Há, no entanto, algumas melhoras que nos enchem de orgulho e de esperança. Um exemplo de casa, que contraria o adágio popular – “santo de casa não faz milagres”-  pode ser citado.  

 

O Tribunal Regional Eleitoral do Piauí dá o exemplo que tanto dignifica o judiciário piauiense, projetando-o como Corte que julga, com proficiência, os atos que atentam contra a soberania popular, recolocando nos trilhos da lisura o Processo Eleitoral.

 

 Os membros que compõem o Tribunal têm uma missão árida, afinal colocam-se como julgadores dos fatos ocorridos nos escaninhos das eleições. Distante dos acontecimentos, longe das paixões que costumam pairar sobres às contendas interioranas, os ínclitos julgadores têm em mãos os fatos plasmados em folhas de papel.

 

 A compra de votos embutidas em estratagemas dos mais sórdidos, o abuso de poder nas suas formas mais comezinhas, intimidação de pessoas, tudo isso chega ao Tribunal para que os julgadores apreciem e extraiam daí a decisão que tem por escopo reorganizar a vida em sociedade, impedindo que a deturpação de valores e a ofensa à vontade livre e soberana prevaleçam sobre a higidez da vontade popular.

 

De capa a capa, como costuma dizer um dos membros atuais da Corte eleitoral, os processos são analisados e decididos.

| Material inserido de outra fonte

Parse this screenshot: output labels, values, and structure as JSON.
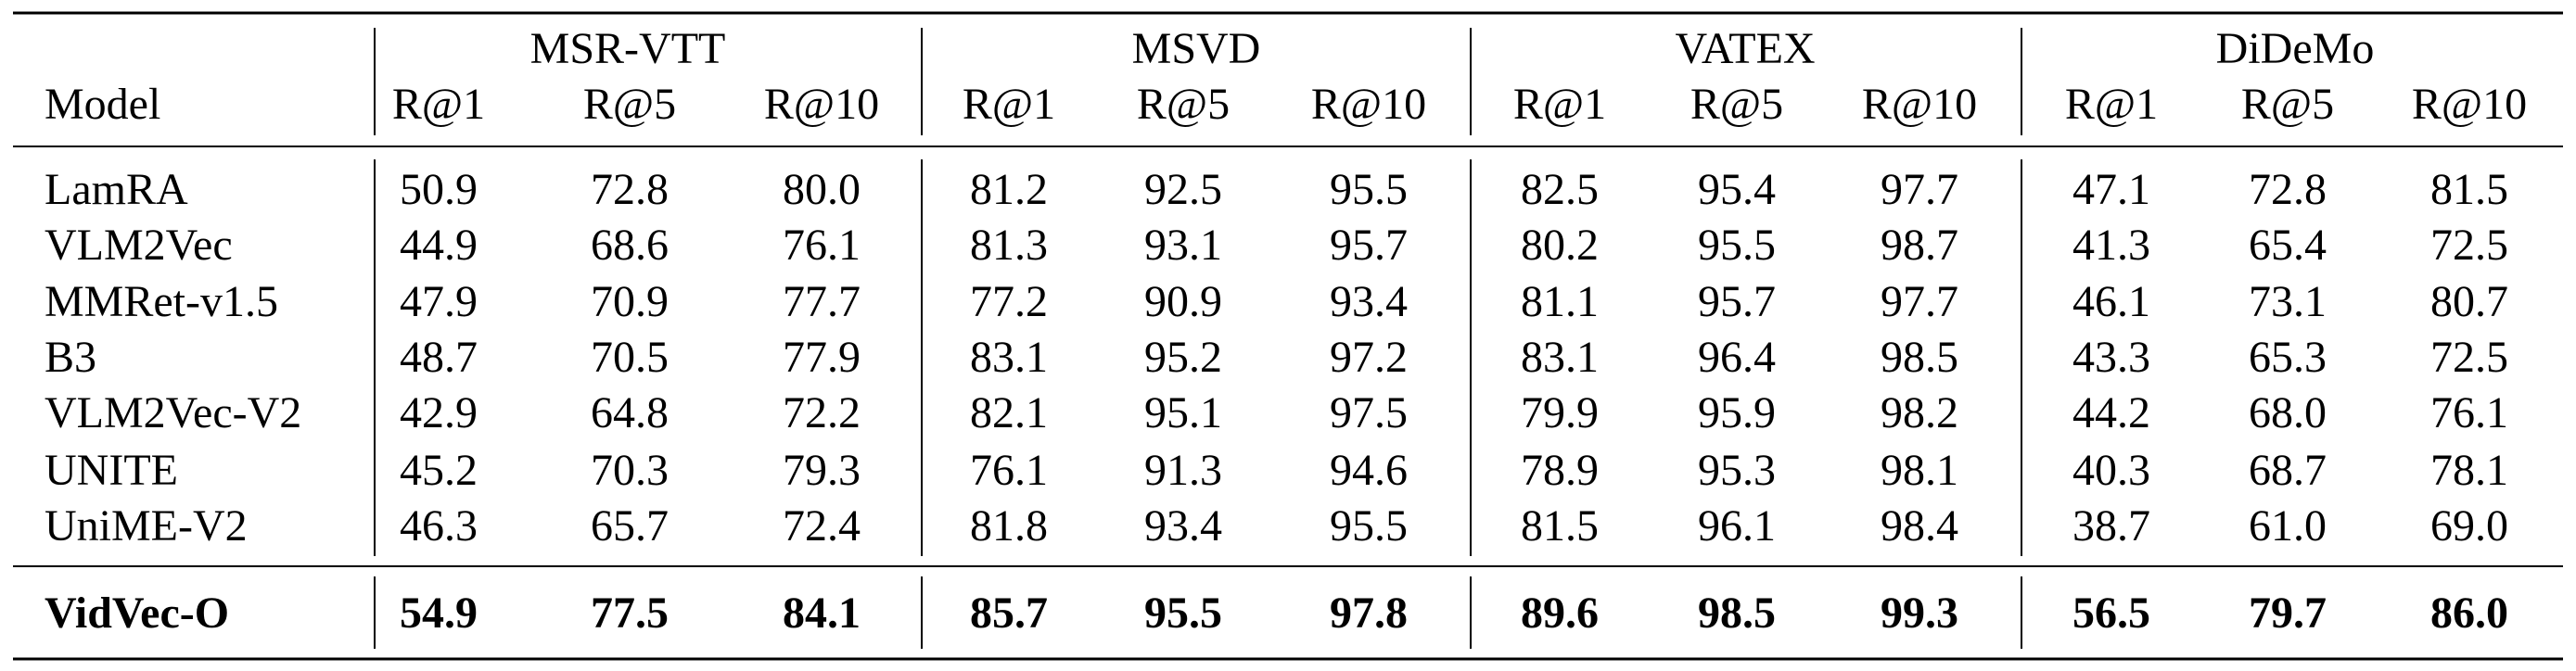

Todos com o esmero e o cuidado de julgadores comprometidos com o bom andamento do pleito eleitoral.

 

Os piauienses têm do que se orgulharem. A Justiça Eleitoral piauiense dá passos largos rumo ao engrandecimento da cidadania na sua forma mais pura, que é a preservação da vontade livre do eleitor na escolha do seu representante.

 

Evidente que falta muito. A sede pelo poder, a política segundo a ótica do crime, a carnavalização do dinheiro público, enfim, as práticas ilícitas vão continuar se aperfeiçoando, a despeito do rigor com que serão tratadas doravante.

 

Todos que acompanham a atuação do Tribunal Eleitoral do Piauí nos últimos anos têm a certeza de que a impunidade tem levado vários golpes. E que o crime eleitoral, tipo detestável, responsável direto por premeditar diversos crimes posteriores, é tratado com rigor.

 

O que se espera é que os que sucederão os atuais membros do TRE-PI preservem o rigor e a técnica empregados nas decisões dimanadas, hoje, pelos juízes da Corte Eleitoral.

 

Só assim respiraremos aliviados e os que preferem os caminhos pantanosos do ilícito sofrerão as agruras de julgamentos que afastarão, de pronto, as artimanhas criminosas da classe política.